Quite apart from evaluation findings being of interest and importance to all those right-to-know audiences (not to mention the general public), this is one reason why it’s hard to share examples of our most methodologically interesting work with evaluator colleagues around the world.

I’m interested in how other evaluators around the world might have successfully navigated this issue in the face of similar political forces. If you have a story or some advice to share, please access the post page and contribute a comment!

Samantha graciously agreed to an audio of her keynote address to be made available to anzea members, so I am posting it here for them, and others who may be interested (with apologies for not-brilliant quality). [If you can’t see the audio play button, please go to the post page and access it there.]

Listen to Samantha Lundon’s anzea 2012 keynote (or right-click to download it for later)

[Those listeners not from New Zealand should be aware that, as is traditional here, Samantha introduces herself in Maori at the beginning, but her presentation is in English, so just hold for that!]

3 comments to Who are the right-to-know audiences in evaluation?

  • Vidhya Shanker

    I don’t have a solution, I’m afraid, but at the risk of appearing to self-promote: I am co-presenting 2 back-to-back interactive sessions that raise for discussion the power dynamics among funders, evaluators, and those organizing for social/ racial/ economic/ gender justice precisely because my colleagues and I would like to deconstruct and re-imagine the system as it currently is in place. All are welcome Thursday (10/25, The Revolution Will Not Be Culturally Competent) afternoon from 1-4pm in 205B–together we can revolutionize rather than simply reform!

  • Tinashe Mujuru

    It is always important to note that stakeholders are key players when it comes to result based programming. Therefore i personally think that all beneficiaries direct and indirect should be given that priority. Although donors want to know the effectiveness of their funding……there is also need to inform the people who were being affected by the problem being addressed so that they feel involved and would also ensure coorperation…..and buy in in future initiatives…..

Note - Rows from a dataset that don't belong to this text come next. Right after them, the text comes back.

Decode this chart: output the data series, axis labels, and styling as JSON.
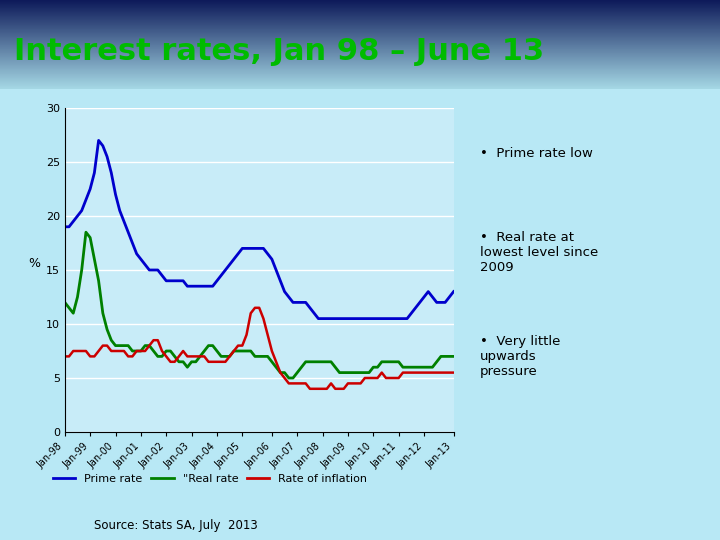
{
  "title": "Interest rates, Jan 98 – June 13",
  "title_color": "#00BB00",
  "title_fontsize": 22,
  "fig_bg": "#b8e8f5",
  "chart_bg": "#c8ecf8",
  "ylabel": "%",
  "ylim": [
    0,
    30
  ],
  "yticks": [
    0,
    5,
    10,
    15,
    20,
    25,
    30
  ],
  "xtick_labels": [
    "Jan-98",
    "Jan-99",
    "Jan-00",
    "Jan-01",
    "Jan-02",
    "Jan-03",
    "Jan-04",
    "Jan-05",
    "Jan-06",
    "Jan-07",
    "Jan-08",
    "Jan-09",
    "Jan-10",
    "Jan-11",
    "Jan-12",
    "Jan-13"
  ],
  "source_text": "Source: Stats SA, July  2013",
  "legend_entries": [
    "Prime rate",
    "\"Real rate",
    "Rate of inflation"
  ],
  "legend_colors": [
    "#0000CC",
    "#008000",
    "#CC0000"
  ],
  "bullet_points": [
    "Prime rate low",
    "Real rate at\nlowest level since\n2009",
    "Very little\nupwards\npressure"
  ],
  "prime_rate": [
    19.0,
    19.0,
    19.5,
    20.0,
    20.5,
    21.5,
    22.5,
    24.0,
    27.0,
    26.5,
    25.5,
    24.0,
    22.0,
    20.5,
    19.5,
    18.5,
    17.5,
    16.5,
    16.0,
    15.5,
    15.0,
    15.0,
    15.0,
    14.5,
    14.0,
    14.0,
    14.0,
    14.0,
    14.0,
    13.5,
    13.5,
    13.5,
    13.5,
    13.5,
    13.5,
    13.5,
    14.0,
    14.5,
    15.0,
    15.5,
    16.0,
    16.5,
    17.0,
    17.0,
    17.0,
    17.0,
    17.0,
    17.0,
    16.5,
    16.0,
    15.0,
    14.0,
    13.0,
    12.5,
    12.0,
    12.0,
    12.0,
    12.0,
    11.5,
    11.0,
    10.5,
    10.5,
    10.5,
    10.5,
    10.5,
    10.5,
    10.5,
    10.5,
    10.5,
    10.5,
    10.5,
    10.5,
    10.5,
    10.5,
    10.5,
    10.5,
    10.5,
    10.5,
    10.5,
    10.5,
    10.5,
    10.5,
    11.0,
    11.5,
    12.0,
    12.5,
    13.0,
    12.5,
    12.0,
    12.0,
    12.0,
    12.5,
    13.0
  ],
  "real_rate": [
    12.0,
    11.5,
    11.0,
    12.5,
    15.0,
    18.5,
    18.0,
    16.0,
    14.0,
    11.0,
    9.5,
    8.5,
    8.0,
    8.0,
    8.0,
    8.0,
    7.5,
    7.5,
    7.5,
    8.0,
    8.0,
    7.5,
    7.0,
    7.0,
    7.5,
    7.5,
    7.0,
    6.5,
    6.5,
    6.0,
    6.5,
    6.5,
    7.0,
    7.5,
    8.0,
    8.0,
    7.5,
    7.0,
    7.0,
    7.0,
    7.5,
    7.5,
    7.5,
    7.5,
    7.5,
    7.0,
    7.0,
    7.0,
    7.0,
    6.5,
    6.0,
    5.5,
    5.5,
    5.0,
    5.0,
    5.5,
    6.0,
    6.5,
    6.5,
    6.5,
    6.5,
    6.5,
    6.5,
    6.5,
    6.0,
    5.5,
    5.5,
    5.5,
    5.5,
    5.5,
    5.5,
    5.5,
    5.5,
    6.0,
    6.0,
    6.5,
    6.5,
    6.5,
    6.5,
    6.5,
    6.0,
    6.0,
    6.0,
    6.0,
    6.0,
    6.0,
    6.0,
    6.0,
    6.5,
    7.0,
    7.0,
    7.0,
    7.0
  ],
  "inflation": [
    7.0,
    7.0,
    7.5,
    7.5,
    7.5,
    7.5,
    7.0,
    7.0,
    7.5,
    8.0,
    8.0,
    7.5,
    7.5,
    7.5,
    7.5,
    7.0,
    7.0,
    7.5,
    7.5,
    7.5,
    8.0,
    8.5,
    8.5,
    7.5,
    7.0,
    6.5,
    6.5,
    7.0,
    7.5,
    7.0,
    7.0,
    7.0,
    7.0,
    7.0,
    6.5,
    6.5,
    6.5,
    6.5,
    6.5,
    7.0,
    7.5,
    8.0,
    8.0,
    9.0,
    11.0,
    11.5,
    11.5,
    10.5,
    9.0,
    7.5,
    6.5,
    5.5,
    5.0,
    4.5,
    4.5,
    4.5,
    4.5,
    4.5,
    4.0,
    4.0,
    4.0,
    4.0,
    4.0,
    4.5,
    4.0,
    4.0,
    4.0,
    4.5,
    4.5,
    4.5,
    4.5,
    5.0,
    5.0,
    5.0,
    5.0,
    5.5,
    5.0,
    5.0,
    5.0,
    5.0,
    5.5,
    5.5,
    5.5,
    5.5,
    5.5,
    5.5,
    5.5,
    5.5,
    5.5,
    5.5,
    5.5,
    5.5,
    5.5
  ]
}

  • Hi Jane, I have had at least two major evaluation reports which have been buried for years which I could not get people to release, they weren’t at a program level but at a more systems level. Decision-makers often want information for themselves but naturally given the politics of decision-making they are reluctant to release it. I think that we need to have a more structured and institutionally independent approach to evaluation than we have now.